LVSL : D’accord. Et donc, en quoi consiste votre activité ? Plus concrètement, pouvez-vous nous décrire, par exemple, une de vos journées types ? Quelle est votre méthodologie ?

VC : Ma journée va se construire par rapport aux sollicitations. Je suis, finalement, très peu proactive, dans le sens où je ne cherche pas à imposer des idées, mais je cherche à semer des graines et à leur permettre de s’épanouir.

Ma stratégie est multiple, je vais essayer de la résumer assez rapidement. J’ai lancé, en France, une initiative citoyenne européenne qui permet de saisir la Commission européenne et de proposer, en tant que citoyen, une directive européenne sur un nouveau concept.

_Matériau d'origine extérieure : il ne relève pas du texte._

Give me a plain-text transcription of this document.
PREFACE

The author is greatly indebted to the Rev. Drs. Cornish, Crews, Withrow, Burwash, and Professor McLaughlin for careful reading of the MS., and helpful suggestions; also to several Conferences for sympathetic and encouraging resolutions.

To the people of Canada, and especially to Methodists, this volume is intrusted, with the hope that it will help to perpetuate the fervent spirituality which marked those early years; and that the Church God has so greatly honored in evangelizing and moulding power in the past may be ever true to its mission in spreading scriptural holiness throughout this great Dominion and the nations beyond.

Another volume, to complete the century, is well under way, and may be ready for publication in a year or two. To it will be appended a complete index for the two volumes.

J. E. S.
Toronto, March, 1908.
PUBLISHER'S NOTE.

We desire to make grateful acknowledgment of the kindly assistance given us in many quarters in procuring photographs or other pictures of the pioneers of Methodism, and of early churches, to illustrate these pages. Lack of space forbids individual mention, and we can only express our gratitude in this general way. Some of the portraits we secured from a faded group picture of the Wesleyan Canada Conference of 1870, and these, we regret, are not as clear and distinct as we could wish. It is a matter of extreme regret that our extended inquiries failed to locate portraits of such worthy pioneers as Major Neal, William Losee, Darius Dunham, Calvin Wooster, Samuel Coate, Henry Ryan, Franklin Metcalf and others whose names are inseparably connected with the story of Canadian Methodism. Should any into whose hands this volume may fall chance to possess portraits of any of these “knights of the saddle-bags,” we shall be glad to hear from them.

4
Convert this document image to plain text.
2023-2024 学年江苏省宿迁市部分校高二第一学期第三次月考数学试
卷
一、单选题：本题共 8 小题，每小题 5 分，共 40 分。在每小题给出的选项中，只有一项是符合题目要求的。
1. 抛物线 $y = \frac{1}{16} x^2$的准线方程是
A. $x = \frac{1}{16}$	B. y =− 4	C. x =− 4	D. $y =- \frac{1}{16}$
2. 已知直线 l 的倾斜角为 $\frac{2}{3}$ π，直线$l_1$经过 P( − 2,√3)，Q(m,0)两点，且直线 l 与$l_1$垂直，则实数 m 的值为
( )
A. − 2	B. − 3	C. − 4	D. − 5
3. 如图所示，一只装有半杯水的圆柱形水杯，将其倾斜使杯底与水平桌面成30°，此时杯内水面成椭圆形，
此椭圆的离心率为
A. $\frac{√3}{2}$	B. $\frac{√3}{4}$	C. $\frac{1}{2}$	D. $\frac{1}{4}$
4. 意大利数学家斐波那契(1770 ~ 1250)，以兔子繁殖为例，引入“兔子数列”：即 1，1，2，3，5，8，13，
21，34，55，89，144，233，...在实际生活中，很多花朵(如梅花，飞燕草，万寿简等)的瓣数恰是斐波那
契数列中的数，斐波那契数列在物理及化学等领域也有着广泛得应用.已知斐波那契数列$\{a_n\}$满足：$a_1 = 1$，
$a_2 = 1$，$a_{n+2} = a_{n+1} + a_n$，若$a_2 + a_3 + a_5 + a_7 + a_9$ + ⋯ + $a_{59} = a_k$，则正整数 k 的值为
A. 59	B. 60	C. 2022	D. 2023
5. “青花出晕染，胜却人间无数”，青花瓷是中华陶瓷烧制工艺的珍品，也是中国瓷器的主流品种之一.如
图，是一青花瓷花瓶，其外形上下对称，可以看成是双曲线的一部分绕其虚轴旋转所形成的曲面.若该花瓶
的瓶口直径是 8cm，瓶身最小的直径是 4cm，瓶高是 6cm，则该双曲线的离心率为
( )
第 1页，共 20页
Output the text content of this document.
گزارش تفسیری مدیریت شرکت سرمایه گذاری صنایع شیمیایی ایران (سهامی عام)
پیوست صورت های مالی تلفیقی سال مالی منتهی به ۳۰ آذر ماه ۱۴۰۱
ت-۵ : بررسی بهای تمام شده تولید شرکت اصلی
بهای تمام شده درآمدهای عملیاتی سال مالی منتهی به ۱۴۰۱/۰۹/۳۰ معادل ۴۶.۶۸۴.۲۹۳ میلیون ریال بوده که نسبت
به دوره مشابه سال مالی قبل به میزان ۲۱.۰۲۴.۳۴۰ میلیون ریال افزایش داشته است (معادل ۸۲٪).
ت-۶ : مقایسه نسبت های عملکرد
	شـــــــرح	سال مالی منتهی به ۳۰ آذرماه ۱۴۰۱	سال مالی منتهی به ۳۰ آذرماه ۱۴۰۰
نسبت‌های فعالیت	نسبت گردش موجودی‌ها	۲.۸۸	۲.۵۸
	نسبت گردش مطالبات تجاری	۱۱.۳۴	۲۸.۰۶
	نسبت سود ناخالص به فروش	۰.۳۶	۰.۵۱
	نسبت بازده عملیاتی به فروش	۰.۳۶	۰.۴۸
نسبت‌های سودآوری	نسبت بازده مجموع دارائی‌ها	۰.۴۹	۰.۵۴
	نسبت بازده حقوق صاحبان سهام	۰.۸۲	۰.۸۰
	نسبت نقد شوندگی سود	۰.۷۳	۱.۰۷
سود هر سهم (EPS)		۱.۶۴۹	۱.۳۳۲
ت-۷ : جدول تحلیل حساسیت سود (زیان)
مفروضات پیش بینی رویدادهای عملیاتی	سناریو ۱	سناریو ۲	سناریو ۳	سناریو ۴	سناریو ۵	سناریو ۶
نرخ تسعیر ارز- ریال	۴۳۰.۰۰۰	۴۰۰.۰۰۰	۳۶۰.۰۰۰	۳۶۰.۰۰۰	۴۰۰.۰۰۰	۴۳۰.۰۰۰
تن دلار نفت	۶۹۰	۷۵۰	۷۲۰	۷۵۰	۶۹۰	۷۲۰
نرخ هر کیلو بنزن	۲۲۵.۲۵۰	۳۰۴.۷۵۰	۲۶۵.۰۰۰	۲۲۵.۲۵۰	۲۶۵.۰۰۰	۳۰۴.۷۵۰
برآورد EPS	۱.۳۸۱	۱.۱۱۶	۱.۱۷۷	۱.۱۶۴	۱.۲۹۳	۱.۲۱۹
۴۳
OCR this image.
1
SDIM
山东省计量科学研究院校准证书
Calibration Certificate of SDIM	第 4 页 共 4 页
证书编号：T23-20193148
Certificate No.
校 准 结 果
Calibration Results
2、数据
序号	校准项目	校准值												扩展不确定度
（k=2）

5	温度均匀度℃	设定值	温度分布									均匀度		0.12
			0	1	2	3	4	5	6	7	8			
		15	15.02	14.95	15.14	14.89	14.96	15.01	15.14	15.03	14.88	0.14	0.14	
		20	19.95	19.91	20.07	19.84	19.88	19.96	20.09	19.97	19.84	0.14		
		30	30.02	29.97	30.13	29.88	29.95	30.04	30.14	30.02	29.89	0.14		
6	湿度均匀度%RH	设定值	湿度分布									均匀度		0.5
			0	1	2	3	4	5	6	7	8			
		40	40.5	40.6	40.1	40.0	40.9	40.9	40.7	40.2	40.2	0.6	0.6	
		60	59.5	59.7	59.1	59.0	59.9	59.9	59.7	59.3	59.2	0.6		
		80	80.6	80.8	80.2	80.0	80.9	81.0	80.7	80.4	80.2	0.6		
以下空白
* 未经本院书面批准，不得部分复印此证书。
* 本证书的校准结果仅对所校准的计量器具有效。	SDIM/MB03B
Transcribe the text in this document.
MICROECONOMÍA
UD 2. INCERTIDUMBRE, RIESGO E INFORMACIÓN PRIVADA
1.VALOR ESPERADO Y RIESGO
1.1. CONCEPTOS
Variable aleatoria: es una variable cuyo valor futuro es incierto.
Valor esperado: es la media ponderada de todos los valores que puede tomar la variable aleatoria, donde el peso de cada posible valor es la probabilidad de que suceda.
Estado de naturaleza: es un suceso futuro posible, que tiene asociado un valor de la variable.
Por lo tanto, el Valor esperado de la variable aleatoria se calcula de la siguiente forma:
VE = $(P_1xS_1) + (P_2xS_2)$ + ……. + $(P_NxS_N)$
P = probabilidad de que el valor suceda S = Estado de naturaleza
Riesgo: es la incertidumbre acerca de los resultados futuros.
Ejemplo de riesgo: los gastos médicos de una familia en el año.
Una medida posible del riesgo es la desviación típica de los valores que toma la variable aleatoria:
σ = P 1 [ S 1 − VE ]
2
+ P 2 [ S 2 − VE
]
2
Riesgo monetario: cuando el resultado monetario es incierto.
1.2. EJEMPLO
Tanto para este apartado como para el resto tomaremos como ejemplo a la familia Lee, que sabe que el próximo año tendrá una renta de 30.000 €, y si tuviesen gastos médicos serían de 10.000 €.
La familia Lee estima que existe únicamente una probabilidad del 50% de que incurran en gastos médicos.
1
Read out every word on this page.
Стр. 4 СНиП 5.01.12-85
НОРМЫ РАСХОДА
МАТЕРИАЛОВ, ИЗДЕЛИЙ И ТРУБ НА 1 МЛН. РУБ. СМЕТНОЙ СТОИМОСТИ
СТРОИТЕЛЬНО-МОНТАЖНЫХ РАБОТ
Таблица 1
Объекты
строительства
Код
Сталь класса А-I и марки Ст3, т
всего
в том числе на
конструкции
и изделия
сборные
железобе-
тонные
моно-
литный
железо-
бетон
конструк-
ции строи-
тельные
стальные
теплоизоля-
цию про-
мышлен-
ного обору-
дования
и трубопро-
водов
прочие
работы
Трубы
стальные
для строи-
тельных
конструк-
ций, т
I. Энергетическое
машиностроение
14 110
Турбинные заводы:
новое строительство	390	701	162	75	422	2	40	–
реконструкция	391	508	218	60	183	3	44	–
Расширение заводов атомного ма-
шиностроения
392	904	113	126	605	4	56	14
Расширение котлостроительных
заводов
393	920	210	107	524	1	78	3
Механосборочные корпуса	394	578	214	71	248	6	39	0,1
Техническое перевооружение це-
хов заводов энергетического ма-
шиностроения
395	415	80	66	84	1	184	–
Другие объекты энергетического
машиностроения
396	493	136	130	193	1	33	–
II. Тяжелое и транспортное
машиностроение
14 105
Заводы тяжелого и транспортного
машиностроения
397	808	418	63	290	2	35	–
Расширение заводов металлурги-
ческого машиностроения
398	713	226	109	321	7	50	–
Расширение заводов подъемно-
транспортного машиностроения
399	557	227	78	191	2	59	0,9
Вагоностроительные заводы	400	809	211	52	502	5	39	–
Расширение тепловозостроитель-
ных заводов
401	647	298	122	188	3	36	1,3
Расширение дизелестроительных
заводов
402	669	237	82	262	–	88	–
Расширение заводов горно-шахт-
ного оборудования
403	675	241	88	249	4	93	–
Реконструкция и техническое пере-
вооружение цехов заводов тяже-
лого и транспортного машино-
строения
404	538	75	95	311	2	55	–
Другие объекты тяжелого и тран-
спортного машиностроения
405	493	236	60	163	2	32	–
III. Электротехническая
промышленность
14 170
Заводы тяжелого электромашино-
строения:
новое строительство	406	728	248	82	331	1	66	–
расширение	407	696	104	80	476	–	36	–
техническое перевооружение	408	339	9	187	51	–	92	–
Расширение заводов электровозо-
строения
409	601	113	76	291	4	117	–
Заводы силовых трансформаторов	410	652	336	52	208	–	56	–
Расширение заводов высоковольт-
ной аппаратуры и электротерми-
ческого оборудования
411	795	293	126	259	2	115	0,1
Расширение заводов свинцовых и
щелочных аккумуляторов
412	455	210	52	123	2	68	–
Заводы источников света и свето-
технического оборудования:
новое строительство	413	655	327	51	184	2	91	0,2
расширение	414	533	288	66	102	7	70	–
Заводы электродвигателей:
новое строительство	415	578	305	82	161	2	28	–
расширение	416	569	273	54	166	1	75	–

C’est un outil de démocratie directe et participative issu du Traité de Lisbonne. Pour cela, en 2013, nous avons proposé une directive européenne sur le crime d’écocide – l’écocide étant, je le rappelle, le fait de nuire gravement ou de détruire, des écosystèmes vitaux, et tous types de systèmes vivants qui nous permettent de maintenir la vie telle qu’on la connaît sur Terre depuis finalement 10 000 – 12 000 ans – l’ère de l’holocène.

La stratégie a été pour moi de démarrer sur l’idée qu’il fallait reconnaître la responsabilité pénale des dirigeants. Pas que des dirigeants étatiques, mais également des dirigeants économiques, des dirigeants bancaires, qui ne font pas assez, aujourd’hui, pour la transition écologique, et qui sont dans un régime d’impunité par rapport à leurs choix d’investissement et d’exploitation. Je pense par exemple à continuer d’investir massivement dans les énergies fossiles, quand on sait qu’il faut absolument aujourd’hui passer à autre chose.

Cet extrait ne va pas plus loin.